Ich muss ehrlich gestehen: Als gebürtiger Thüringer hat man schon als Schüler die Berichte vom GutsMuths-Rennsteiglauf gelesen, voller Ehrfurcht darüber nachgedacht, was denn jemanden bewegen könnte, eine solche Strapaze, wie den langen Kanten des Rennsteiglaufes, in Angriff zu nehmen! „Marathon“ war schon ein Reizwort, doch über 70 Kilometer und ca. 1500 Höhenmeter Anstiege und knapp 1000 Höhenmeter Gefällestrecken laufend hinter sich zu bringen, war zumindest für mich in meinen Jugendjahren eine Sache, mit der man sich nicht identifizieren konnte, die einem aber jedes Mal, wenn man sich tiefer gehend damit beschäftigte, kräftige "Schauer" hervorrief! Wobei: geträumt hat man schon davon, einmal dabei zu sein. Allerdings war das eher so ein Traum, den man als Kind hatte, wie z. Bsp. wenn man gefragt wurde: "Was willst Du denn mal werden?" und man dann kindlich naiv geantwortet hat: "Na vielleicht Astronaut und zum Mond fliegen..."

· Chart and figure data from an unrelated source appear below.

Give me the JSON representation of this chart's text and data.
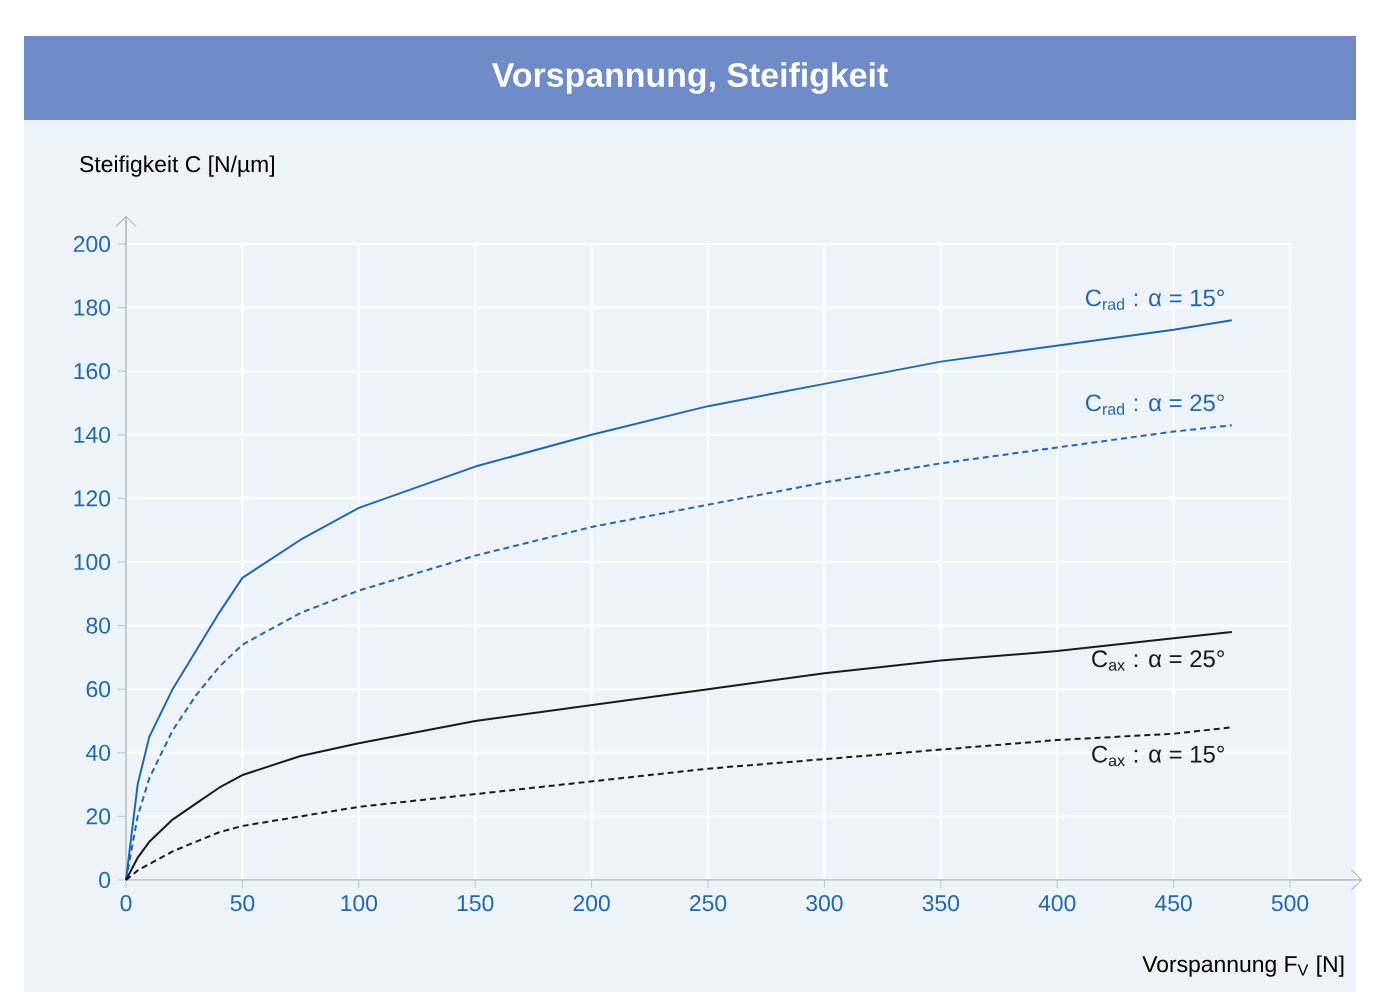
{
  "chart_data": {
    "type": "line",
    "title": "Vorspannung, Steifigkeit",
    "xlabel": "Vorspannung F$_{V}$ [N]",
    "ylabel": "Steifigkeit C [N/µm]",
    "x": [
      0,
      5,
      10,
      20,
      30,
      40,
      50,
      75,
      100,
      150,
      200,
      250,
      300,
      350,
      400,
      450,
      475
    ],
    "series": [
      {
        "name": "C$_{rad}$ : α = 15°",
        "color": "#1f68b0",
        "line_style": "solid",
        "values": [
          0,
          30,
          45,
          60,
          72,
          84,
          95,
          107,
          117,
          130,
          140,
          149,
          156,
          163,
          168,
          173,
          176
        ]
      },
      {
        "name": "C$_{rad}$ : α = 25°",
        "color": "#1f68b0",
        "line_style": "dashed",
        "values": [
          0,
          20,
          32,
          47,
          58,
          67,
          74,
          84,
          91,
          102,
          111,
          118,
          125,
          131,
          136,
          141,
          143
        ]
      },
      {
        "name": "C$_{ax}$ : α = 25°",
        "color": "#1a1a1a",
        "line_style": "solid",
        "values": [
          0,
          7,
          12,
          19,
          24,
          29,
          33,
          39,
          43,
          50,
          55,
          60,
          65,
          69,
          72,
          76,
          78
        ]
      },
      {
        "name": "C$_{ax}$ : α = 15°",
        "color": "#1a1a1a",
        "line_style": "dashed",
        "values": [
          0,
          3,
          5,
          9,
          12,
          15,
          17,
          20,
          23,
          27,
          31,
          35,
          38,
          41,
          44,
          46,
          48
        ]
      }
    ],
    "xlim": [
      0,
      500
    ],
    "ylim": [
      0,
      200
    ],
    "xticks": [
      0,
      50,
      100,
      150,
      200,
      250,
      300,
      350,
      400,
      450,
      500
    ],
    "yticks": [
      0,
      20,
      40,
      60,
      80,
      100,
      120,
      140,
      160,
      180,
      200
    ],
    "grid": true,
    "legend": false,
    "marker": "none"
  }
}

Als ich vor zweieinhalb Jahren von den Fußgängern zu den Läufern "mutierte", war der Antrieb hierfür, etwas gutes für meinen Körper zu tun. Schnell erkannte ich, dass das Laufen eine Medizin ist, die scheinbar durch nichts zu ersetzen und doch ohne Rezept für jeden zu haben ist! Ich fühlte mich pudelwohl, sei es im Frühling, in eisiger Kälte oder im Hochsommer – selbst im Herbst bei Regen war ich nicht zu bremsen – es war für mich wie eine Droge! Schon bald war der Drang da, einen Marathon zu laufen. Schaffen das andere in ein paar Wochen Vorbereitungszeit (ob’s gut ist, sei mal dahingestellt!), kann ich das auch! Ohne Probleme und mit gutem Gefühl wurde dieses Ziel erreicht! Das war dann auch der Auslöser für größere Taten: Ein Lauftrefffreund war schon 10 Mal in Biel beim 100er dabei – unvorstellbar!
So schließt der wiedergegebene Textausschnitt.